Elections présidentielles de 2021 : Les Guristes fantasment sur une disqualification de Hama Amadou

Elections présidentielles de 2021 : Les Guristes fantasment sur une disqualification de Hama AmadouLa semaine dernière, sans la moindre précaution éthique et déontologique, un journal proche du pouvoir a affiché ce gros titre à sa Une : «Election de l’an 2021 Hama Amadou inéligible». Se fondant sur la récente décision de la Cour de cassation, qui a rejeté le pourvoi de Hama Amadou par rapport à sa condamnation dans l’affaire dite des «bébés importés», ce journal anticipe donc sur une décision qui ne pourrait venir que de la Cour constitutionnelle et à l’approche des élections présidentielles de 2021. Ce n’est peut- être pas surprenant quand on sait que ces dernières années, avant même que les juridictions compétentes ne se prononcent sur des affaires mettant en cause des opposants, les tenants du pouvoir annoncent déjà les décisions qui, dans la plupart des cas, se confirment dans les verdicts qui sont rendus. Pour l’affaire dite des «bébés importés», l’actuel ministre de l’Intérieur et président du principal parti au pouvoir, M. Bazoum Mohamed, a, depuis très longtemps, annoncé que Hama Amadou ne pourra pas échapper à une condamnation. Alors que cette affaire met en cause de nombreuses personnes et de nombreux foyers, les Guristes et leurs médias ne font de la fixation que sur Hama Amadou et son épouse. Dès lors, les observateurs et autres analystes avertis ont compris que cette affaire – qui a fortement terni l’image du Niger à l’extérieur – est été honteusement exploitée par les tenants du pouvoir en place dans le seul but de briser la carrière politique de Hama Amadou. C’est ainsi qu’ils ont tout fait pour empêcher que sa candidature soit validée pour les élections présidentielles de 2016. Mais, Dieu en a décidé autrement.
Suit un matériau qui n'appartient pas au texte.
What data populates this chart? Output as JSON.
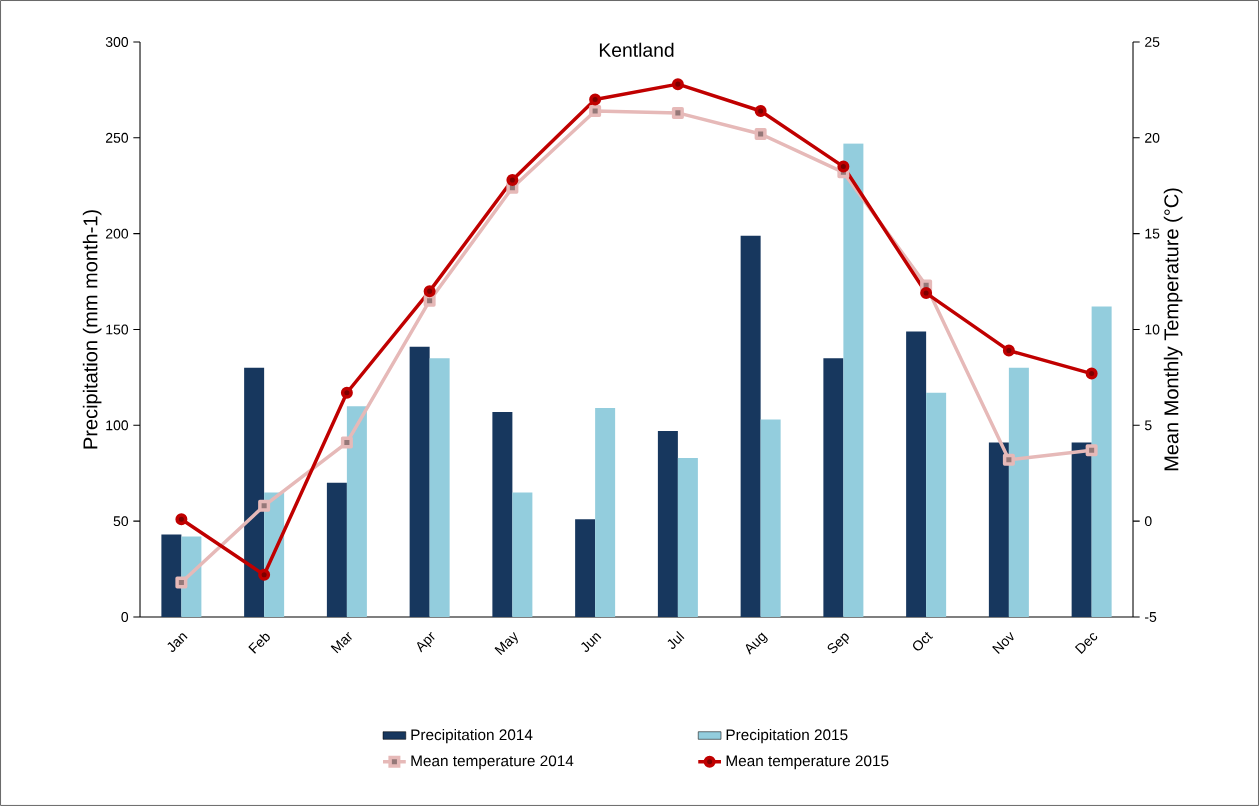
{
  "chart_data": {
    "type": "bar",
    "title": "Kentland",
    "ylabel": "Precipitation (mm month-1)",
    "y2label": "Mean Monthly Temperature (°C)",
    "categories": [
      "Jan",
      "Feb",
      "Mar",
      "Apr",
      "May",
      "Jun",
      "Jul",
      "Aug",
      "Sep",
      "Oct",
      "Nov",
      "Dec"
    ],
    "series": [
      {
        "name": "Precipitation 2014",
        "color": "#17375e",
        "values": [
          43,
          130,
          70,
          141,
          107,
          51,
          97,
          199,
          135,
          149,
          91,
          91
        ]
      },
      {
        "name": "Precipitation 2015",
        "color": "#93cddd",
        "values": [
          42,
          65,
          110,
          135,
          65,
          109,
          83,
          103,
          247,
          117,
          130,
          162
        ]
      },
      {
        "name": "Mean temperature 2014",
        "type": "line",
        "axis": "y2",
        "marker": "square",
        "color": "#e6b9b8",
        "values": [
          -3.2,
          0.8,
          4.1,
          11.5,
          17.4,
          21.4,
          21.3,
          20.2,
          18.2,
          12.3,
          3.2,
          3.7
        ]
      },
      {
        "name": "Mean temperature 2015",
        "type": "line",
        "axis": "y2",
        "marker": "circle",
        "color": "#c00000",
        "values": [
          0.1,
          -2.8,
          6.7,
          12.0,
          17.8,
          22.0,
          22.8,
          21.4,
          18.5,
          11.9,
          8.9,
          7.7
        ]
      }
    ],
    "ylim": [
      0,
      300
    ],
    "yticks": [
      0,
      50,
      100,
      150,
      200,
      250,
      300
    ],
    "y2lim": [
      -5,
      25
    ],
    "y2ticks": [
      -5,
      0,
      5,
      10,
      15,
      20,
      25
    ],
    "legend": "bottom",
    "line_style": "solid"
  }
}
Ayant lamentablement échoué dans cette sordide manœuvre, ils ont décidé de le maintenir en prison, contre toute morale. Là aussi, Dieu leur a montré que chez Lui Dieu qui a le dernier mot, en le classant à une place qu’il méritait au vu et au su du monde entier sur les onze (11) candidats ayant pris part au premier tour et ce, malgré leur classement de deuxième place à Hama Amadou.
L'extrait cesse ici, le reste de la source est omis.